Allow 3rd party MFA with PIM
Azure conditional access policies allow for 3rd party MFA, such as Duo, but Azure PIM does not allow this level of customization with the "Require MFA" configuration for a PIM role. This means that we need to manage 2 different MFA platforms if we're going to leverage both Duo MFA and Azure PIM for security.

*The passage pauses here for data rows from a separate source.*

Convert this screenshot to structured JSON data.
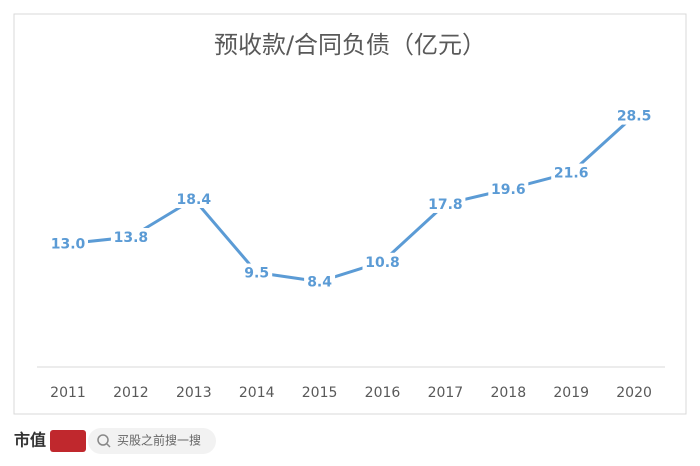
{
  "chart_data": {
    "type": "line",
    "title": "预收款/合同负债（亿元）",
    "categories": [
      "2011",
      "2012",
      "2013",
      "2014",
      "2015",
      "2016",
      "2017",
      "2018",
      "2019",
      "2020"
    ],
    "values": [
      13.0,
      13.8,
      18.4,
      9.5,
      8.4,
      10.8,
      17.8,
      19.6,
      21.6,
      28.5
    ],
    "value_labels": [
      "13.0",
      "13.8",
      "18.4",
      "9.5",
      "8.4",
      "10.8",
      "17.8",
      "19.6",
      "21.6",
      "28.5"
    ],
    "color": "#5b9bd5"
  },
  "footer": {
    "brand": "市值",
    "search": "买股之前搜一搜"
  }
}
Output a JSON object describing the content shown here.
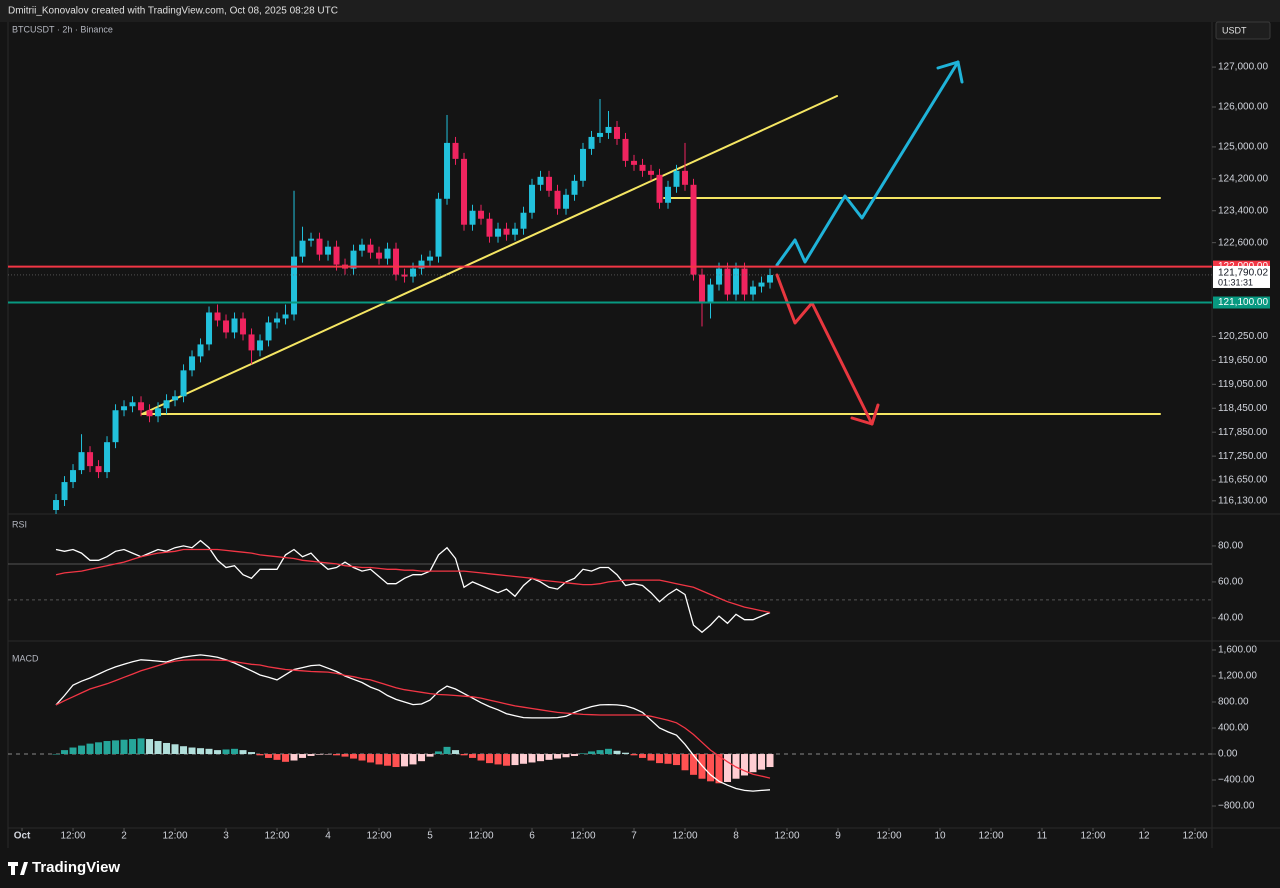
{
  "header": {
    "attribution": "Dmitrii_Konovalov created with TradingView.com, Oct 08, 2025 08:28 UTC"
  },
  "chart_data": {
    "type": "candlestick",
    "symbol": "BTCUSDT · 2h · Binance",
    "currency": "USDT",
    "x": [
      8,
      10,
      12,
      14,
      16,
      18,
      20,
      22,
      24,
      26,
      28,
      30,
      32,
      34,
      36,
      38,
      40,
      42,
      44,
      46,
      48,
      50,
      52,
      54,
      56,
      58,
      60,
      62,
      64,
      66,
      68,
      70,
      72,
      74,
      76,
      78,
      80,
      82,
      84,
      86,
      88,
      90,
      92,
      94,
      96,
      98,
      100,
      102,
      104,
      106,
      108,
      110,
      112,
      114,
      116,
      118,
      120,
      122,
      124,
      126,
      128,
      130,
      132,
      134,
      136,
      138,
      140,
      142,
      144,
      146,
      148,
      150,
      152,
      154,
      156,
      158,
      160,
      162,
      164,
      166,
      168,
      170,
      172,
      174,
      176
    ],
    "xlim": [
      -3.3,
      280
    ],
    "xticks": [
      {
        "value": 0,
        "label": "Oct"
      },
      {
        "value": 12,
        "label": "12:00"
      },
      {
        "value": 24,
        "label": "2"
      },
      {
        "value": 36,
        "label": "12:00"
      },
      {
        "value": 48,
        "label": "3"
      },
      {
        "value": 60,
        "label": "12:00"
      },
      {
        "value": 72,
        "label": "4"
      },
      {
        "value": 84,
        "label": "12:00"
      },
      {
        "value": 96,
        "label": "5"
      },
      {
        "value": 108,
        "label": "12:00"
      },
      {
        "value": 120,
        "label": "6"
      },
      {
        "value": 132,
        "label": "12:00"
      },
      {
        "value": 144,
        "label": "7"
      },
      {
        "value": 156,
        "label": "12:00"
      },
      {
        "value": 168,
        "label": "8"
      },
      {
        "value": 180,
        "label": "12:00"
      },
      {
        "value": 192,
        "label": "9"
      },
      {
        "value": 204,
        "label": "12:00"
      },
      {
        "value": 216,
        "label": "10"
      },
      {
        "value": 228,
        "label": "12:00"
      },
      {
        "value": 240,
        "label": "11"
      },
      {
        "value": 252,
        "label": "12:00"
      },
      {
        "value": 264,
        "label": "12"
      },
      {
        "value": 276,
        "label": "12:00"
      }
    ],
    "open": [
      115900,
      116150,
      116600,
      116900,
      117350,
      117000,
      116850,
      117600,
      118400,
      118500,
      118600,
      118400,
      118250,
      118450,
      118650,
      118750,
      119400,
      119750,
      120050,
      120850,
      120650,
      120350,
      120700,
      120300,
      119900,
      120150,
      120600,
      120700,
      120800,
      122250,
      122650,
      122700,
      122300,
      122500,
      122050,
      121950,
      122400,
      122550,
      122350,
      122200,
      122450,
      121800,
      121750,
      121950,
      122150,
      122250,
      123700,
      125100,
      124700,
      123050,
      123400,
      123200,
      122750,
      122950,
      122800,
      122950,
      123350,
      124050,
      124250,
      123900,
      123450,
      123800,
      124150,
      124950,
      125250,
      125350,
      125500,
      125200,
      124650,
      124550,
      124400,
      124300,
      123600,
      124000,
      124400,
      124050,
      121800,
      121100,
      121550,
      121950,
      121300,
      121950,
      121300,
      121500,
      121600
    ],
    "high": [
      116300,
      116750,
      117050,
      117800,
      117500,
      117150,
      117750,
      118550,
      118650,
      118750,
      118750,
      118550,
      118600,
      118800,
      118900,
      119550,
      119900,
      120200,
      121000,
      121050,
      120800,
      120850,
      120850,
      120450,
      120300,
      120750,
      120850,
      121050,
      123900,
      123000,
      122850,
      122850,
      122650,
      122650,
      122200,
      122550,
      122700,
      122700,
      122500,
      122600,
      122600,
      121950,
      122100,
      122300,
      122400,
      123850,
      125800,
      125250,
      124850,
      123550,
      123550,
      123350,
      123100,
      123100,
      123100,
      123500,
      124200,
      124400,
      124400,
      124050,
      123950,
      124300,
      125100,
      125400,
      126200,
      125900,
      125650,
      125350,
      124800,
      124700,
      124550,
      124450,
      124150,
      124550,
      125100,
      124200,
      121950,
      121700,
      122100,
      122100,
      122100,
      122100,
      121650,
      121750,
      121950
    ],
    "low": [
      115750,
      116000,
      116450,
      116800,
      116850,
      116700,
      116700,
      117450,
      118250,
      118350,
      118250,
      118100,
      118100,
      118300,
      118500,
      118600,
      119250,
      119600,
      119900,
      120500,
      120200,
      120200,
      120150,
      119550,
      119750,
      120000,
      120450,
      120550,
      120650,
      122100,
      122500,
      122150,
      122150,
      121900,
      121800,
      121800,
      122250,
      122200,
      122050,
      122050,
      121650,
      121600,
      121600,
      121800,
      122000,
      122100,
      123550,
      124550,
      122900,
      122900,
      123050,
      122600,
      122600,
      122650,
      122650,
      122800,
      123200,
      123900,
      123750,
      123300,
      123300,
      123650,
      124000,
      124800,
      125100,
      125200,
      125050,
      124500,
      124400,
      124250,
      124150,
      123450,
      123450,
      123850,
      123900,
      121650,
      120500,
      120700,
      121400,
      121150,
      121150,
      121150,
      121150,
      121350,
      121450
    ],
    "close": [
      116150,
      116600,
      116900,
      117350,
      117000,
      116850,
      117600,
      118400,
      118500,
      118600,
      118400,
      118250,
      118450,
      118650,
      118750,
      119400,
      119750,
      120050,
      120850,
      120650,
      120350,
      120700,
      120300,
      119900,
      120150,
      120600,
      120700,
      120800,
      122250,
      122650,
      122700,
      122300,
      122500,
      122050,
      121950,
      122400,
      122550,
      122350,
      122200,
      122450,
      121800,
      121750,
      121950,
      122150,
      122250,
      123700,
      125100,
      124700,
      123050,
      123400,
      123200,
      122750,
      122950,
      122800,
      122950,
      123350,
      124050,
      124250,
      123900,
      123450,
      123800,
      124150,
      124950,
      125250,
      125350,
      125500,
      125200,
      124650,
      124550,
      124400,
      124300,
      123600,
      124000,
      124400,
      124050,
      121800,
      121100,
      121550,
      121950,
      121300,
      121950,
      121300,
      121500,
      121600,
      121790
    ],
    "up_color": "#22c1dc",
    "down_color": "#f0245f",
    "ylim": [
      115800,
      128130
    ],
    "yticks": [
      {
        "value": 127000,
        "label": "127,000.00"
      },
      {
        "value": 126000,
        "label": "126,000.00"
      },
      {
        "value": 125000,
        "label": "125,000.00"
      },
      {
        "value": 124200,
        "label": "124,200.00"
      },
      {
        "value": 123400,
        "label": "123,400.00"
      },
      {
        "value": 122600,
        "label": "122,600.00"
      },
      {
        "value": 120250,
        "label": "120,250.00"
      },
      {
        "value": 119650,
        "label": "119,650.00"
      },
      {
        "value": 119050,
        "label": "119,050.00"
      },
      {
        "value": 118450,
        "label": "118,450.00"
      },
      {
        "value": 117850,
        "label": "117,850.00"
      },
      {
        "value": 117250,
        "label": "117,250.00"
      },
      {
        "value": 116650,
        "label": "116,650.00"
      },
      {
        "value": 116130,
        "label": "116,130.00"
      }
    ],
    "levels": [
      {
        "value": 122000,
        "label": "122,000.00",
        "color": "#f23645"
      },
      {
        "value": 121100,
        "label": "121,100.00",
        "color": "#089981"
      }
    ],
    "last_price": {
      "value": 121790.02,
      "label": "121,790.02"
    },
    "countdown": "01:31:31",
    "rsi": {
      "title": "RSI",
      "ylim": [
        29.4,
        97.2
      ],
      "yticks": [
        {
          "value": 80,
          "label": "80.00"
        },
        {
          "value": 60,
          "label": "60.00"
        },
        {
          "value": 40,
          "label": "40.00"
        }
      ],
      "levels": [
        70,
        50
      ],
      "series": [
        {
          "color": "#ffffff",
          "values": [
            78,
            77,
            78,
            76,
            72,
            72,
            74,
            77,
            78,
            76,
            74,
            76,
            78,
            77,
            79,
            80,
            79,
            83,
            79,
            72,
            68,
            69,
            64,
            62,
            67,
            67,
            67,
            75,
            78,
            74,
            76,
            71,
            67,
            68,
            71,
            68,
            66,
            67,
            63,
            59,
            59,
            62,
            64,
            64,
            66,
            75,
            79,
            73,
            57,
            60,
            58,
            56,
            54,
            56,
            52,
            58,
            62,
            60,
            57,
            56,
            60,
            62,
            67,
            66,
            68,
            68,
            64,
            58,
            59,
            58,
            54,
            49,
            53,
            56,
            53,
            36,
            32,
            36,
            41,
            37,
            42,
            39,
            39,
            41,
            43
          ]
        },
        {
          "color": "#f23645",
          "values": [
            64,
            65,
            65.5,
            66,
            67,
            68,
            69,
            70,
            71,
            72.5,
            74,
            75,
            76,
            76.5,
            77,
            78,
            78,
            78,
            78,
            78,
            77.5,
            77,
            76.5,
            76,
            75,
            74.5,
            74,
            73.5,
            73,
            72,
            71.5,
            71,
            70.5,
            70,
            69,
            68.5,
            68,
            68,
            67.5,
            67,
            67,
            66.5,
            66.5,
            66,
            66,
            66,
            66,
            66,
            66,
            65.5,
            65,
            64.5,
            64,
            63.5,
            63,
            62.5,
            62,
            61,
            60.5,
            60,
            59.5,
            59,
            58.5,
            58.5,
            59,
            60,
            60.5,
            61,
            61,
            61,
            61,
            61,
            60,
            59,
            58,
            57,
            55,
            53,
            51,
            49,
            47.5,
            46,
            45,
            44,
            43
          ]
        }
      ]
    },
    "macd": {
      "title": "MACD",
      "ylim": [
        -1138,
        1677
      ],
      "yticks": [
        {
          "value": 1600,
          "label": "1,600.00"
        },
        {
          "value": 1200,
          "label": "1,200.00"
        },
        {
          "value": 800,
          "label": "800.00"
        },
        {
          "value": 400,
          "label": "400.00"
        },
        {
          "value": 0,
          "label": "0.00"
        },
        {
          "value": -400,
          "label": "−400.00"
        },
        {
          "value": -800,
          "label": "−800.00"
        }
      ],
      "series": [
        {
          "color": "#ffffff",
          "values": [
            755,
            900,
            1060,
            1120,
            1170,
            1230,
            1290,
            1340,
            1380,
            1420,
            1450,
            1440,
            1430,
            1415,
            1460,
            1490,
            1510,
            1525,
            1510,
            1490,
            1450,
            1400,
            1340,
            1280,
            1215,
            1180,
            1140,
            1220,
            1300,
            1330,
            1360,
            1370,
            1320,
            1270,
            1200,
            1150,
            1100,
            1030,
            980,
            900,
            840,
            800,
            760,
            770,
            830,
            960,
            1045,
            1000,
            930,
            860,
            790,
            730,
            680,
            620,
            590,
            560,
            555,
            555,
            555,
            560,
            580,
            640,
            690,
            730,
            755,
            760,
            755,
            740,
            700,
            640,
            520,
            400,
            340,
            290,
            150,
            -20,
            -180,
            -320,
            -420,
            -480,
            -530,
            -560,
            -570,
            -560,
            -550
          ]
        },
        {
          "color": "#f23645",
          "values": [
            755,
            820,
            880,
            940,
            1000,
            1040,
            1080,
            1130,
            1180,
            1230,
            1280,
            1320,
            1360,
            1400,
            1430,
            1445,
            1450,
            1450,
            1450,
            1445,
            1440,
            1420,
            1400,
            1380,
            1370,
            1340,
            1320,
            1300,
            1290,
            1280,
            1270,
            1265,
            1260,
            1240,
            1210,
            1190,
            1160,
            1140,
            1100,
            1060,
            1020,
            990,
            970,
            950,
            930,
            915,
            910,
            900,
            890,
            880,
            860,
            830,
            800,
            770,
            740,
            720,
            700,
            680,
            660,
            640,
            630,
            620,
            610,
            605,
            600,
            600,
            600,
            600,
            600,
            600,
            580,
            550,
            520,
            480,
            400,
            300,
            180,
            60,
            -30,
            -120,
            -200,
            -260,
            -310,
            -340,
            -370
          ]
        }
      ],
      "histogram": {
        "values": [
          0,
          60,
          100,
          130,
          160,
          180,
          200,
          210,
          220,
          230,
          240,
          230,
          200,
          170,
          150,
          120,
          100,
          90,
          80,
          60,
          70,
          80,
          60,
          30,
          -20,
          -60,
          -90,
          -120,
          -100,
          -60,
          -30,
          -10,
          -5,
          -20,
          -40,
          -70,
          -100,
          -130,
          -160,
          -180,
          -200,
          -190,
          -160,
          -110,
          -40,
          40,
          110,
          60,
          -20,
          -60,
          -100,
          -140,
          -160,
          -180,
          -170,
          -150,
          -130,
          -110,
          -90,
          -70,
          -50,
          -30,
          10,
          40,
          60,
          80,
          50,
          20,
          -20,
          -60,
          -100,
          -140,
          -150,
          -170,
          -250,
          -320,
          -380,
          -420,
          -450,
          -430,
          -380,
          -330,
          -280,
          -240,
          -200
        ],
        "colors": [
          "#26a69a",
          "#b2dfdb",
          "#ff5252",
          "#ffcdd2"
        ]
      },
      "zero_line": true
    }
  },
  "footer": {
    "brand": "TradingView"
  }
}
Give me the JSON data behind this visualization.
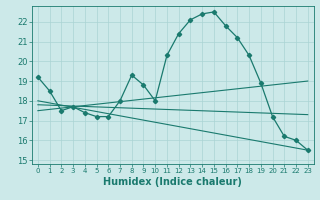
{
  "xlabel": "Humidex (Indice chaleur)",
  "xlim": [
    -0.5,
    23.5
  ],
  "ylim": [
    14.8,
    22.8
  ],
  "yticks": [
    15,
    16,
    17,
    18,
    19,
    20,
    21,
    22
  ],
  "xticks": [
    0,
    1,
    2,
    3,
    4,
    5,
    6,
    7,
    8,
    9,
    10,
    11,
    12,
    13,
    14,
    15,
    16,
    17,
    18,
    19,
    20,
    21,
    22,
    23
  ],
  "bg_color": "#cce9e9",
  "line_color": "#1a7a6e",
  "grid_color": "#aad4d4",
  "main_curve_x": [
    0,
    1,
    2,
    3,
    4,
    5,
    6,
    7,
    8,
    9,
    10,
    11,
    12,
    13,
    14,
    15,
    16,
    17,
    18,
    19,
    20,
    21,
    22,
    23
  ],
  "main_curve_y": [
    19.2,
    18.5,
    17.5,
    17.7,
    17.4,
    17.2,
    17.2,
    18.0,
    19.3,
    18.8,
    18.0,
    20.3,
    21.4,
    22.1,
    22.4,
    22.5,
    21.8,
    21.2,
    20.3,
    18.9,
    17.2,
    16.2,
    16.0,
    15.5
  ],
  "trend1_x": [
    0,
    23
  ],
  "trend1_y": [
    18.0,
    15.5
  ],
  "trend2_x": [
    0,
    23
  ],
  "trend2_y": [
    17.5,
    19.0
  ],
  "trend3_x": [
    0,
    23
  ],
  "trend3_y": [
    17.8,
    17.3
  ],
  "font_size_xlabel": 7,
  "font_size_ticks": 6
}
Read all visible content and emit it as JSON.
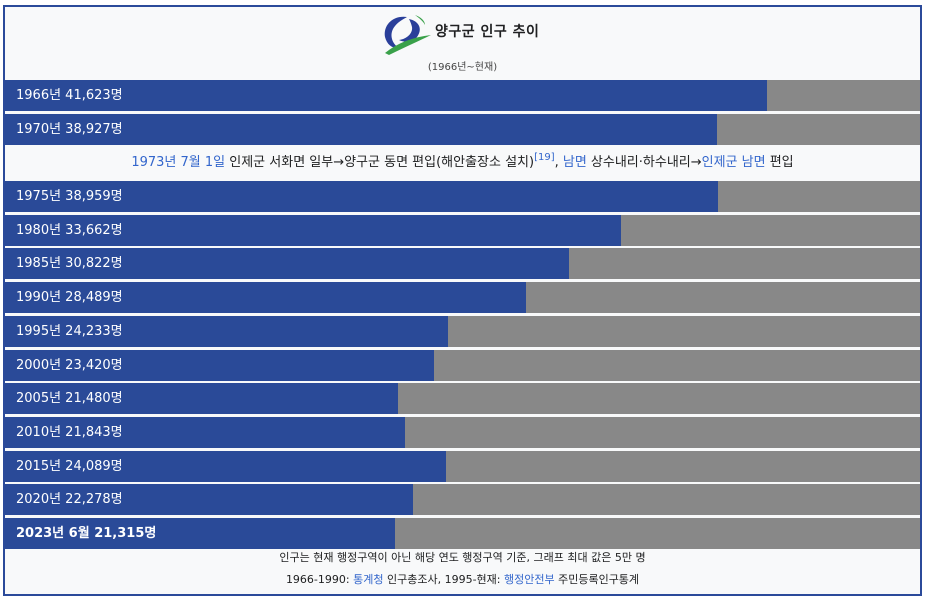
{
  "header": {
    "title": "양구군 인구 추이",
    "subtitle": "(1966년~현재)"
  },
  "event": {
    "date": "1973년 7월 1일",
    "text1": " 인제군 서화면 일부→양구군 동면 편입(해안출장소 설치)",
    "ref": "[19]",
    "sep": ", ",
    "link2": "남면",
    "text2": " 상수내리·하수내리→",
    "link3": "인제군 남면",
    "text3": " 편입"
  },
  "footer": {
    "note": "인구는 현재 행정구역이 아닌 해당 연도 행정구역 기준, 그래프 최대 값은 5만 명",
    "src_prefix": "1966-1990: ",
    "src_link1": "통계청",
    "src_mid": " 인구총조사, 1995-현재: ",
    "src_link2": "행정안전부",
    "src_suffix": " 주민등록인구통계"
  },
  "colors": {
    "bar": "#2a4a98",
    "track": "#888888",
    "border": "#2b4a9a",
    "link": "#3366cc"
  },
  "chart_data": {
    "type": "bar",
    "orientation": "horizontal",
    "max": 50000,
    "categories": [
      "1966년",
      "1970년",
      "1975년",
      "1980년",
      "1985년",
      "1990년",
      "1995년",
      "2000년",
      "2005년",
      "2010년",
      "2015년",
      "2020년",
      "2023년 6월"
    ],
    "values": [
      41623,
      38927,
      38959,
      33662,
      30822,
      28489,
      24233,
      23420,
      21480,
      21843,
      24089,
      22278,
      21315
    ],
    "labels": [
      "1966년 41,623명",
      "1970년 38,927명",
      "1975년 38,959명",
      "1980년 33,662명",
      "1985년 30,822명",
      "1990년 28,489명",
      "1995년 24,233명",
      "2000년 23,420명",
      "2005년 21,480명",
      "2010년 21,843명",
      "2015년 24,089명",
      "2020년 22,278명",
      "2023년 6월 21,315명"
    ]
  }
}
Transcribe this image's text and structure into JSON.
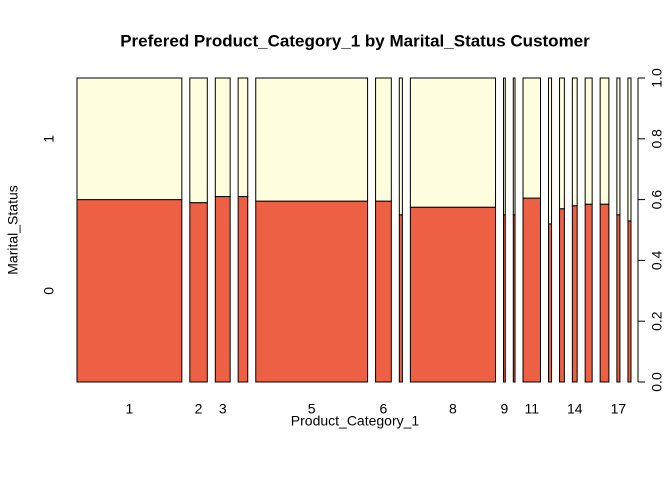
{
  "chart_data": {
    "type": "spineplot",
    "title": "Prefered Product_Category_1 by Marital_Status Customer",
    "x_label": "Product_Category_1",
    "y_label": "Marital_Status",
    "categories": [
      "1",
      "2",
      "3",
      null,
      "5",
      "6",
      null,
      "8",
      "9",
      null,
      "11",
      null,
      null,
      "14",
      null,
      null,
      "17",
      null
    ],
    "widths": [
      24,
      4,
      3.4,
      2.2,
      25.6,
      3.6,
      0.7,
      19.5,
      0.4,
      0.4,
      4,
      0.7,
      1.1,
      1.1,
      1.6,
      2,
      0.7,
      0.7
    ],
    "series": [
      {
        "name": "0",
        "color": "#ee6044",
        "values": [
          0.6,
          0.59,
          0.61,
          0.61,
          0.595,
          0.595,
          0.55,
          0.575,
          0.55,
          0.55,
          0.605,
          0.52,
          0.57,
          0.58,
          0.585,
          0.585,
          0.55,
          0.53
        ]
      },
      {
        "name": "1",
        "color": "#ffffe0",
        "values": [
          0.4,
          0.41,
          0.39,
          0.39,
          0.405,
          0.405,
          0.45,
          0.425,
          0.45,
          0.45,
          0.395,
          0.48,
          0.43,
          0.42,
          0.415,
          0.415,
          0.45,
          0.47
        ]
      }
    ],
    "ylim": [
      0,
      1
    ],
    "yticks": [
      {
        "value": 0,
        "label": "0.0"
      },
      {
        "value": 0.2,
        "label": "0.2"
      },
      {
        "value": 0.4,
        "label": "0.4"
      },
      {
        "value": 0.6,
        "label": "0.6"
      },
      {
        "value": 0.8,
        "label": "0.8"
      },
      {
        "value": 1,
        "label": "1.0"
      }
    ]
  }
}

I'd like the ability to use Duo MFA when activating a PIM role.
Brad Heacock commented
+1 for enabling Duo for PIM and SSPR.
Note - if you allow this via claim from the IDP - please account for the B2B Guest use case where AD tenant is not the HOME tenant for the user + the HOME tenant is federated IDP. Use case is all users are GUESTS into our tenant where we PIM. See: https://feedback.azure.com/forums/169401-azure-active-directory/suggestions/37590304-b2b-scenario-the-b2b-guest-user-should-use-the-m
Tim Humphrey commented
+1 for Ping MFA
ABHINAVA GOPAGANI commented
+1 for Enabling DUO for PIM and SSPR.
As a standard in our organisation, we use DUO for MFA. Two instances, where we are not able to use Duo MFA are PIM and SSPR. We want to enable SSPR in our organisation but authentication methods of SSPR does not support DUO as of now.